Yeni tahminler doğruysa uzay canlı kaynıyor!

Güncelleme Tarihi:

Yeni tahminler doğruysa uzay canlı kaynıyor
Oluşturulma Tarihi: Aralık 28, 2003 23:45

Güncel araştırmalardan üç tanesi uzaydaki karbondioksit ve mikropların dağılımı üzerine. Dördüncüsü ise dünya benzeri gezegen oranının tasarlanmasına dayanıyor. Eğer İngiliz ve Amerikan bilim adamlarının tahminleri doğruysa uzayda canlı kaynıyor demek!

Cardiff Üniversitesi bilim adamlarından Max Wallis ve Chandra Wickramisinhe’nin yeni teorisi, dünyadaki mikropların uzayda dağılmış oldukları görüşüne dayanıyor.

Araştırmacıların hesaplarına göre organizmalar asteroit çarpışmalarıyla dünyadan ‘koparılarak’ kuyrukluyıldızların donmuş tabakalarına, buralardan da uzayın derinliklerine taşınmış olabilirler.

Teori ‘Monthly Notice of the Royal Astronomical Society’ dergisinde yayınlandı.

Teoriye göre, bu kuyrukluyıldızlar milyonlarca yıl sonra Kuiper kuşağına ulaşıp (Neptün yörüngesinin karşı tarafında bulunan küçük buz ve kaya topaklarının bol olduğu bölge), yaşamı içeren yüklerini diğer kuyruklu yıldızlara aktardı.

Buz topaklarından oluşan bu kuyruklu yıldızlar, düzenli aralıklarla Kuiper kuşağını terk ettikleri için, bazıları yabancı güneş sistemlerine ulaşarak yaşamın tohumunu atmış olabilir, diyorlar tezlerinde.

Ömürleri uzun

Mikroplar, milyonlarca hatta milyarlarca yıl sürecek olsa bile bu tür yolculukları atlatabilir.

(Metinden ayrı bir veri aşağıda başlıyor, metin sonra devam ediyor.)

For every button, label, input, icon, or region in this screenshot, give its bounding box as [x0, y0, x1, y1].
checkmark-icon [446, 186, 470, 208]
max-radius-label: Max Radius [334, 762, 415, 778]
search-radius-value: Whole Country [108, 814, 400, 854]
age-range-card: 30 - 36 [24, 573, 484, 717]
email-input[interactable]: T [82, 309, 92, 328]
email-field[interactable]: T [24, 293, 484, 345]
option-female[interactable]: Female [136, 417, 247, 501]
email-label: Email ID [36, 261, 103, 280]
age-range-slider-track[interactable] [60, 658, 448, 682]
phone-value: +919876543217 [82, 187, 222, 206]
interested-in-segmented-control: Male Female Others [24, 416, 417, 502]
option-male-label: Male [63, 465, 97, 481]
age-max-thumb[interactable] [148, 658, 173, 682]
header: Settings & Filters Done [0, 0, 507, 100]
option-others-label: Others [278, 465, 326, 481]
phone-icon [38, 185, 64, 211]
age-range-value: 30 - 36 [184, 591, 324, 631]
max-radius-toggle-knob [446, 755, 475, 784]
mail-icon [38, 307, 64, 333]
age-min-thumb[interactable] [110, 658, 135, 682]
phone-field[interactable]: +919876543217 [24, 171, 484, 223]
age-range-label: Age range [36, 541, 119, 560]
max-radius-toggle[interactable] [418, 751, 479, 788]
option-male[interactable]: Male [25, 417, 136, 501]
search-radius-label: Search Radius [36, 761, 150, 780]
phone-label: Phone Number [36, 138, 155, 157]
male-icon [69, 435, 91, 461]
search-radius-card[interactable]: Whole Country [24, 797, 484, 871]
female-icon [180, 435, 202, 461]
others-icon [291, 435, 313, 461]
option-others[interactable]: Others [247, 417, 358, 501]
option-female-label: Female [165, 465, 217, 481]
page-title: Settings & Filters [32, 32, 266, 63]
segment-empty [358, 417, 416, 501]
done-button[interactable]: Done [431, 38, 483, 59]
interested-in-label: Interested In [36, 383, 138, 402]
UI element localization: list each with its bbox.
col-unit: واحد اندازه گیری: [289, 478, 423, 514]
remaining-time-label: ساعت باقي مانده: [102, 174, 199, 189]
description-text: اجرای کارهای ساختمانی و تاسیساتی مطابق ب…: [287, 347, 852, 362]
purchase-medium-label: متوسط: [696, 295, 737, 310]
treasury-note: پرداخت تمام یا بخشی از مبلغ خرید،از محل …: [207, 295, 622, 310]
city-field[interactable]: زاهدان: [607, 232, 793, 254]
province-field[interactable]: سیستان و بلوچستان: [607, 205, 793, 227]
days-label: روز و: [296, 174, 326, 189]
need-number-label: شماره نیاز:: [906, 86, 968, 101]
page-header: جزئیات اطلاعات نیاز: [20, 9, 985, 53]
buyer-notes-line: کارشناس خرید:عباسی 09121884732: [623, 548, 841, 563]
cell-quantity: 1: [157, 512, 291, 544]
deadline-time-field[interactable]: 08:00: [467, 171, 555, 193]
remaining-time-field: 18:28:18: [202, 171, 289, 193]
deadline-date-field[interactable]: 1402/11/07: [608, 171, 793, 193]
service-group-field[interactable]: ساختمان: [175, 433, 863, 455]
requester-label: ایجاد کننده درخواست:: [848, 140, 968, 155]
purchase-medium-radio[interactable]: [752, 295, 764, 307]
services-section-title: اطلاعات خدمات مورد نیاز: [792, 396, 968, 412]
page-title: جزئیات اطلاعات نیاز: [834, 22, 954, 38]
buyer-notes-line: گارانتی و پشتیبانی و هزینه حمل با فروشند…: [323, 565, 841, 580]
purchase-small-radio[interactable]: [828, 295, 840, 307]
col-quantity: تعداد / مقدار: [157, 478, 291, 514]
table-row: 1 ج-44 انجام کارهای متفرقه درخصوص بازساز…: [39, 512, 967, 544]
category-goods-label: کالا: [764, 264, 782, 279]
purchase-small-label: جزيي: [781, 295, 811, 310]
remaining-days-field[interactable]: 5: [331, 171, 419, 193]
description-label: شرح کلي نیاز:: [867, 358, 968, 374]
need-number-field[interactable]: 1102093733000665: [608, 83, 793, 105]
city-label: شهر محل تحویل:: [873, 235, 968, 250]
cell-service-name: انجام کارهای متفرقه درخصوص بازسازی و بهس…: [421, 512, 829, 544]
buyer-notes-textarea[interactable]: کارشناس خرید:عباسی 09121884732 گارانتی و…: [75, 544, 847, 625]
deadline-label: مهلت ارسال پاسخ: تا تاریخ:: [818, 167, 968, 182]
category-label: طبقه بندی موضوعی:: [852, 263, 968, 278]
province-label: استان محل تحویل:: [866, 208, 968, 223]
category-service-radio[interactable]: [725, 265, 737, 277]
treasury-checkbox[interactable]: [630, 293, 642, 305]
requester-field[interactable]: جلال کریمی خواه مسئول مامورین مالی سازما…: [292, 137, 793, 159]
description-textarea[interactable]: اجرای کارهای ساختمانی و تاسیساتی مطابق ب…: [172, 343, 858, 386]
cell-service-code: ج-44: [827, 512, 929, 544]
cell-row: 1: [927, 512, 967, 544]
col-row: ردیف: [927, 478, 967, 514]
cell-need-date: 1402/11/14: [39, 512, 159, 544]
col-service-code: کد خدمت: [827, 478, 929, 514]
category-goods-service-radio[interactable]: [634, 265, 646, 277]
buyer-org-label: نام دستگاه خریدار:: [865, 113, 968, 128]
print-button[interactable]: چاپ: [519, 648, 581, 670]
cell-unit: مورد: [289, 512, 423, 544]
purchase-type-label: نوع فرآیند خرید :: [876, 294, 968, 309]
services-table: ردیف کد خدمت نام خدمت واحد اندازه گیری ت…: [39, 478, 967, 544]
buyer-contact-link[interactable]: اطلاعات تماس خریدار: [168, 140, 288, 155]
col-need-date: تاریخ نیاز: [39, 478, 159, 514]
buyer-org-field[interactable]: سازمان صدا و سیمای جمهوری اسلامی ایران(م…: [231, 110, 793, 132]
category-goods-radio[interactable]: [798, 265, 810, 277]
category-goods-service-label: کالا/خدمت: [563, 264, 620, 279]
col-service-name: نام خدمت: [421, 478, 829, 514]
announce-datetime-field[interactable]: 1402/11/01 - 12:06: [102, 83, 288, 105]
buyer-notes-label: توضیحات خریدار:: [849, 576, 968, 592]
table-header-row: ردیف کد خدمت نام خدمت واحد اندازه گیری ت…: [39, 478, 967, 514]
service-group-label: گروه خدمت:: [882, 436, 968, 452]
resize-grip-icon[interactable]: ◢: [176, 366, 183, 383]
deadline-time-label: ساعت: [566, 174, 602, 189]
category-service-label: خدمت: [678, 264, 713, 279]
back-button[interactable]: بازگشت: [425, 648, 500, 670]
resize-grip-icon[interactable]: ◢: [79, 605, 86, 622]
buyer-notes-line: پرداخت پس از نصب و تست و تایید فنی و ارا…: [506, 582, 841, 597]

Sonuçta dünya üzerinde de bir kaya içinde yaklaşık aynı süre dayanabilen mikroplar bulundu.

Dünyamızdan bir kilogram ila bir ton kadar minik organizmanın yabancı güneş sistemlerine taşındığını tahmin eden Wallis ve Wickramasinghe, bir kilo organizmanın bile yeni bir gezegen sistemindeki yaşamı başlatmak için yeterli olduğunu söylüyor.

Wickramasinghe, 2001 yılında dünya atmosferinin dışında bulunan bir bakterinin uzaydaki yaşamın kanıtı olduğunu açıklayarak heyecan yaratmıştı.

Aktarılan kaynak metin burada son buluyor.